Era il grande giorno, quello.
Finalmente avrebbero incontrato il capo di Città dei Santi per studiare un piano e Marthìn ne era entusiasta.

Quanto era passato da quando non vedeva la sua bambina? Aveva perso il conto dei giorni, troppo impegnato ad architettare la sua vendetta.

Shahrazād era l'unica cosa che di buono avesse fatto. Missnöjd gli aveva sempre detto che era un fallito e lui le aveva creduto per anni. Ma ora, davanti al tavolo, più la guardava e più realizzava che era lei la persona misera.

Era agitata e dannatamente silenziosa, non parlava quasi più e Marthìn non sapeva se esserne felice.

C'era stato un tempo in cui l'aveva amata con ogni fibra del suo corpo, in cui l'aveva venerata ed appoggiata in tutto; non importavano le cattiverie che gli aveva detto perché, semplicemente, lui l'amava.

O almeno l'aveva fatto.

Non era certo che il suo fosse ancora amore, forse più una dipendenza tossica. Una parte di lui pensava che senza Missnöjd si sarebbe perso o che sarebbe perfino morto.

Era una benedizione che Shahrazād non avesse preso le orme della madre, lo era davvero.

Si era chiesto cosa fosse andato storto con la moglie, con la figlia stessa. Non le aveva amate abbastanza? Ma cosa era, alla fine, l'amore?
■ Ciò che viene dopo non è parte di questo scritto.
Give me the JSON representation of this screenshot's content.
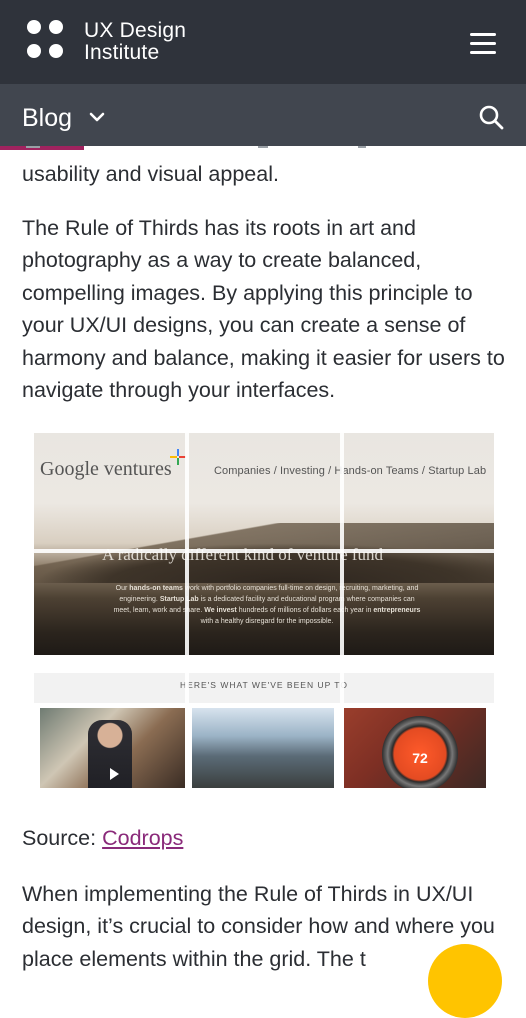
{
  "header": {
    "brand_line1": "UX Design",
    "brand_line2": "Institute",
    "menu_icon": "hamburger-icon",
    "section_label": "Blog",
    "dropdown_icon": "chevron-down-icon",
    "search_icon": "search-icon",
    "bg_color": "#2f333b",
    "subbar_color": "#41464f",
    "accent_color": "#a0235f"
  },
  "article": {
    "para0": "usability and visual appeal.",
    "para1": "The Rule of Thirds has its roots in art and photography as a way to create balanced, compelling images. By applying this principle to your UX/UI designs, you can create a sense of harmony and balance, making it easier for users to navigate through your interfaces.",
    "source_label": "Source:",
    "source_link": "Codrops",
    "para2": "When implementing the Rule of Thirds in UX/UI design, it’s crucial to consider how and where you place elements within the grid. The t"
  },
  "figure": {
    "logo": "Google ventures",
    "nav": "Companies  /  Investing  /  Hands-on Teams  /  Startup Lab",
    "tagline": "A radically different kind of venture fund",
    "desc_a": "Our ",
    "desc_b": "hands-on teams",
    "desc_c": " work with portfolio companies full-time on design, recruiting, marketing, and engineering. ",
    "desc_d": "Startup Lab",
    "desc_e": " is a dedicated facility and educational program where companies can meet, learn, work and share. ",
    "desc_f": "We invest",
    "desc_g": " hundreds of millions of dollars each year in ",
    "desc_h": "entrepreneurs",
    "desc_i": " with a healthy disregard for the impossible.",
    "band": "HERE'S WHAT WE'VE BEEN UP TO",
    "thermostat_value": "72"
  },
  "chat_button_color": "#ffc400"
}
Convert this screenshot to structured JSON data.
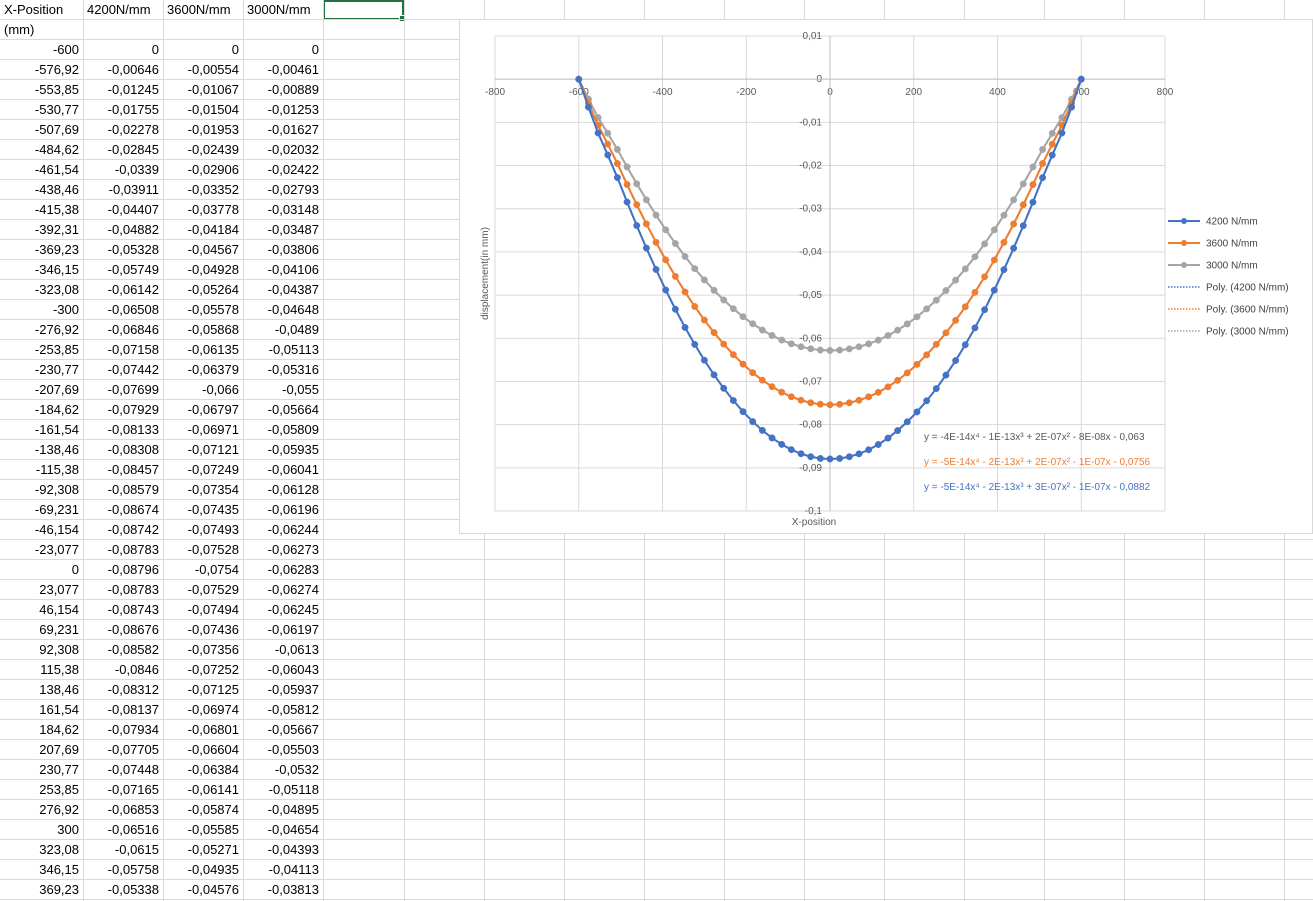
{
  "spreadsheet": {
    "headers": [
      "X-Position",
      "4200N/mm",
      "3600N/mm",
      "3000N/mm"
    ],
    "header_unit": "(mm)",
    "rows": [
      [
        "-600",
        "0",
        "0",
        "0"
      ],
      [
        "-576,92",
        "-0,00646",
        "-0,00554",
        "-0,00461"
      ],
      [
        "-553,85",
        "-0,01245",
        "-0,01067",
        "-0,00889"
      ],
      [
        "-530,77",
        "-0,01755",
        "-0,01504",
        "-0,01253"
      ],
      [
        "-507,69",
        "-0,02278",
        "-0,01953",
        "-0,01627"
      ],
      [
        "-484,62",
        "-0,02845",
        "-0,02439",
        "-0,02032"
      ],
      [
        "-461,54",
        "-0,0339",
        "-0,02906",
        "-0,02422"
      ],
      [
        "-438,46",
        "-0,03911",
        "-0,03352",
        "-0,02793"
      ],
      [
        "-415,38",
        "-0,04407",
        "-0,03778",
        "-0,03148"
      ],
      [
        "-392,31",
        "-0,04882",
        "-0,04184",
        "-0,03487"
      ],
      [
        "-369,23",
        "-0,05328",
        "-0,04567",
        "-0,03806"
      ],
      [
        "-346,15",
        "-0,05749",
        "-0,04928",
        "-0,04106"
      ],
      [
        "-323,08",
        "-0,06142",
        "-0,05264",
        "-0,04387"
      ],
      [
        "-300",
        "-0,06508",
        "-0,05578",
        "-0,04648"
      ],
      [
        "-276,92",
        "-0,06846",
        "-0,05868",
        "-0,0489"
      ],
      [
        "-253,85",
        "-0,07158",
        "-0,06135",
        "-0,05113"
      ],
      [
        "-230,77",
        "-0,07442",
        "-0,06379",
        "-0,05316"
      ],
      [
        "-207,69",
        "-0,07699",
        "-0,066",
        "-0,055"
      ],
      [
        "-184,62",
        "-0,07929",
        "-0,06797",
        "-0,05664"
      ],
      [
        "-161,54",
        "-0,08133",
        "-0,06971",
        "-0,05809"
      ],
      [
        "-138,46",
        "-0,08308",
        "-0,07121",
        "-0,05935"
      ],
      [
        "-115,38",
        "-0,08457",
        "-0,07249",
        "-0,06041"
      ],
      [
        "-92,308",
        "-0,08579",
        "-0,07354",
        "-0,06128"
      ],
      [
        "-69,231",
        "-0,08674",
        "-0,07435",
        "-0,06196"
      ],
      [
        "-46,154",
        "-0,08742",
        "-0,07493",
        "-0,06244"
      ],
      [
        "-23,077",
        "-0,08783",
        "-0,07528",
        "-0,06273"
      ],
      [
        "0",
        "-0,08796",
        "-0,0754",
        "-0,06283"
      ],
      [
        "23,077",
        "-0,08783",
        "-0,07529",
        "-0,06274"
      ],
      [
        "46,154",
        "-0,08743",
        "-0,07494",
        "-0,06245"
      ],
      [
        "69,231",
        "-0,08676",
        "-0,07436",
        "-0,06197"
      ],
      [
        "92,308",
        "-0,08582",
        "-0,07356",
        "-0,0613"
      ],
      [
        "115,38",
        "-0,0846",
        "-0,07252",
        "-0,06043"
      ],
      [
        "138,46",
        "-0,08312",
        "-0,07125",
        "-0,05937"
      ],
      [
        "161,54",
        "-0,08137",
        "-0,06974",
        "-0,05812"
      ],
      [
        "184,62",
        "-0,07934",
        "-0,06801",
        "-0,05667"
      ],
      [
        "207,69",
        "-0,07705",
        "-0,06604",
        "-0,05503"
      ],
      [
        "230,77",
        "-0,07448",
        "-0,06384",
        "-0,0532"
      ],
      [
        "253,85",
        "-0,07165",
        "-0,06141",
        "-0,05118"
      ],
      [
        "276,92",
        "-0,06853",
        "-0,05874",
        "-0,04895"
      ],
      [
        "300",
        "-0,06516",
        "-0,05585",
        "-0,04654"
      ],
      [
        "323,08",
        "-0,0615",
        "-0,05271",
        "-0,04393"
      ],
      [
        "346,15",
        "-0,05758",
        "-0,04935",
        "-0,04113"
      ],
      [
        "369,23",
        "-0,05338",
        "-0,04576",
        "-0,03813"
      ]
    ]
  },
  "chart_data": {
    "type": "scatter",
    "title": "",
    "xlabel": "X-position",
    "ylabel": "displacement(in mm)",
    "xlim": [
      -800,
      800
    ],
    "ylim": [
      -0.1,
      0.01
    ],
    "x_ticks": [
      "-800",
      "-600",
      "-400",
      "-200",
      "0",
      "200",
      "400",
      "600",
      "800"
    ],
    "y_ticks": [
      "0,01",
      "0",
      "-0,01",
      "-0,02",
      "-0,03",
      "-0,04",
      "-0,05",
      "-0,06",
      "-0,07",
      "-0,08",
      "-0,09",
      "-0,1"
    ],
    "grid": true,
    "legend_position": "right",
    "x": [
      -600,
      -576.92,
      -553.85,
      -530.77,
      -507.69,
      -484.62,
      -461.54,
      -438.46,
      -415.38,
      -392.31,
      -369.23,
      -346.15,
      -323.08,
      -300,
      -276.92,
      -253.85,
      -230.77,
      -207.69,
      -184.62,
      -161.54,
      -138.46,
      -115.38,
      -92.308,
      -69.231,
      -46.154,
      -23.077,
      0,
      23.077,
      46.154,
      69.231,
      92.308,
      115.38,
      138.46,
      161.54,
      184.62,
      207.69,
      230.77,
      253.85,
      276.92,
      300,
      323.08,
      346.15,
      369.23,
      392.31,
      415.38,
      438.46,
      461.54,
      484.62,
      507.69,
      530.77,
      553.85,
      576.92,
      600
    ],
    "series": [
      {
        "name": "4200 N/mm",
        "color": "#4472C4",
        "values": [
          0,
          -0.00646,
          -0.01245,
          -0.01755,
          -0.02278,
          -0.02845,
          -0.0339,
          -0.03911,
          -0.04407,
          -0.04882,
          -0.05328,
          -0.05749,
          -0.06142,
          -0.06508,
          -0.06846,
          -0.07158,
          -0.07442,
          -0.07699,
          -0.07929,
          -0.08133,
          -0.08308,
          -0.08457,
          -0.08579,
          -0.08674,
          -0.08742,
          -0.08783,
          -0.08796,
          -0.08783,
          -0.08743,
          -0.08676,
          -0.08582,
          -0.0846,
          -0.08312,
          -0.08137,
          -0.07934,
          -0.07705,
          -0.07448,
          -0.07165,
          -0.06853,
          -0.06516,
          -0.0615,
          -0.05758,
          -0.05338,
          -0.04885,
          -0.0441,
          -0.03915,
          -0.03393,
          -0.02848,
          -0.0228,
          -0.01757,
          -0.01246,
          -0.00647,
          0
        ]
      },
      {
        "name": "3600 N/mm",
        "color": "#ED7D31",
        "values": [
          0,
          -0.00554,
          -0.01067,
          -0.01504,
          -0.01953,
          -0.02439,
          -0.02906,
          -0.03352,
          -0.03778,
          -0.04184,
          -0.04567,
          -0.04928,
          -0.05264,
          -0.05578,
          -0.05868,
          -0.06135,
          -0.06379,
          -0.066,
          -0.06797,
          -0.06971,
          -0.07121,
          -0.07249,
          -0.07354,
          -0.07435,
          -0.07493,
          -0.07528,
          -0.0754,
          -0.07529,
          -0.07494,
          -0.07436,
          -0.07356,
          -0.07252,
          -0.07125,
          -0.06974,
          -0.06801,
          -0.06604,
          -0.06384,
          -0.06141,
          -0.05874,
          -0.05585,
          -0.05271,
          -0.04935,
          -0.04576,
          -0.04187,
          -0.0378,
          -0.03354,
          -0.02908,
          -0.02441,
          -0.01954,
          -0.01505,
          -0.01068,
          -0.00555,
          0
        ]
      },
      {
        "name": "3000 N/mm",
        "color": "#A5A5A5",
        "values": [
          0,
          -0.00461,
          -0.00889,
          -0.01253,
          -0.01627,
          -0.02032,
          -0.02422,
          -0.02793,
          -0.03148,
          -0.03487,
          -0.03806,
          -0.04106,
          -0.04387,
          -0.04648,
          -0.0489,
          -0.05113,
          -0.05316,
          -0.055,
          -0.05664,
          -0.05809,
          -0.05935,
          -0.06041,
          -0.06128,
          -0.06196,
          -0.06244,
          -0.06273,
          -0.06283,
          -0.06274,
          -0.06245,
          -0.06197,
          -0.0613,
          -0.06043,
          -0.05937,
          -0.05812,
          -0.05667,
          -0.05503,
          -0.0532,
          -0.05118,
          -0.04895,
          -0.04654,
          -0.04393,
          -0.04113,
          -0.03813,
          -0.03489,
          -0.0315,
          -0.02795,
          -0.02424,
          -0.02033,
          -0.01628,
          -0.01254,
          -0.0089,
          -0.00462,
          0
        ]
      }
    ],
    "trendlines": [
      {
        "name": "Poly. (4200 N/mm)",
        "color": "#4472C4"
      },
      {
        "name": "Poly. (3600 N/mm)",
        "color": "#ED7D31"
      },
      {
        "name": "Poly. (3000 N/mm)",
        "color": "#A5A5A5"
      }
    ],
    "equations": [
      {
        "text": "y = -4E-14x⁴ - 1E-13x³ + 2E-07x² - 8E-08x - 0,063",
        "color": "#595959"
      },
      {
        "text": "y = -5E-14x⁴ - 2E-13x³ + 2E-07x² - 1E-07x - 0,0756",
        "color": "#ED7D31"
      },
      {
        "text": "y = -5E-14x⁴ - 2E-13x³ + 3E-07x² - 1E-07x - 0,0882",
        "color": "#4472C4"
      }
    ]
  }
}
Non era certo che la sua idea d'amore fosse giusta e salutare, aveva affettuosamente coccolato Shahrazād eppure, al tempo stesso, l'aveva sempre limitata per proteggerla.

Era solo una bambina, la sua bambina, indifesa e malata e lui l'aveva lasciata sola. Forse avrebbe dovuto permetterle di fare amicizia, magari con Klaus o con il ragazzino con cui spesso l'aveva vista giocare.

Come si chiamava?
Ricordava solo gli occhi, di quel ragazzino, e nulla di più. All'epoca Shahrazād dava l'impressione di essere felice, tranquilla, e poi un giorno si era semplicemente svuotata.

Qualcuno le aveva portato via tutta la sua vitalità, facendola divenire una perfetta Stanca.
Era così triste, per lui, l'idea di aver avuto accanto
una bambina vuota, inespressiva.

Per qualche tempo aveva pensato che fosse meglio per lei: nessuno l'avrebbe mai ferita se non avesse provato niente.

E per molto tempo aveva pensato, con fervida convinzione, che Shahrazād non provasse niente.
Ma non era così, era sicuro che la sua bambina si fosse sentita tremendamente sola e lui l'aveva lasciata alla deriva.

Un colpo alla porta ed essa si era aperta, rivelando un uomo sui sessant'anni con una lunga barba bianca.

L'uomo aveva fatto saettare gli occhi piccoli, sottili e neri sui due peccatori, esaminandoli con la testa lievemente inclinata.

Era arrivato, il capo era arrivato.

"Buongiorno,"

Missnöjd era stata attraversata da un lungo brivido di terrore nel sentire la voce dell'uomo: profonda e decisa, la voce di un assassino.

Non aveva affatto dimenticato la sua ultima conversazione con la dea Wyulma e non aveva di certo intenzione di farlo.

Non poteva, non doveva, fidarsi di quell'uomo.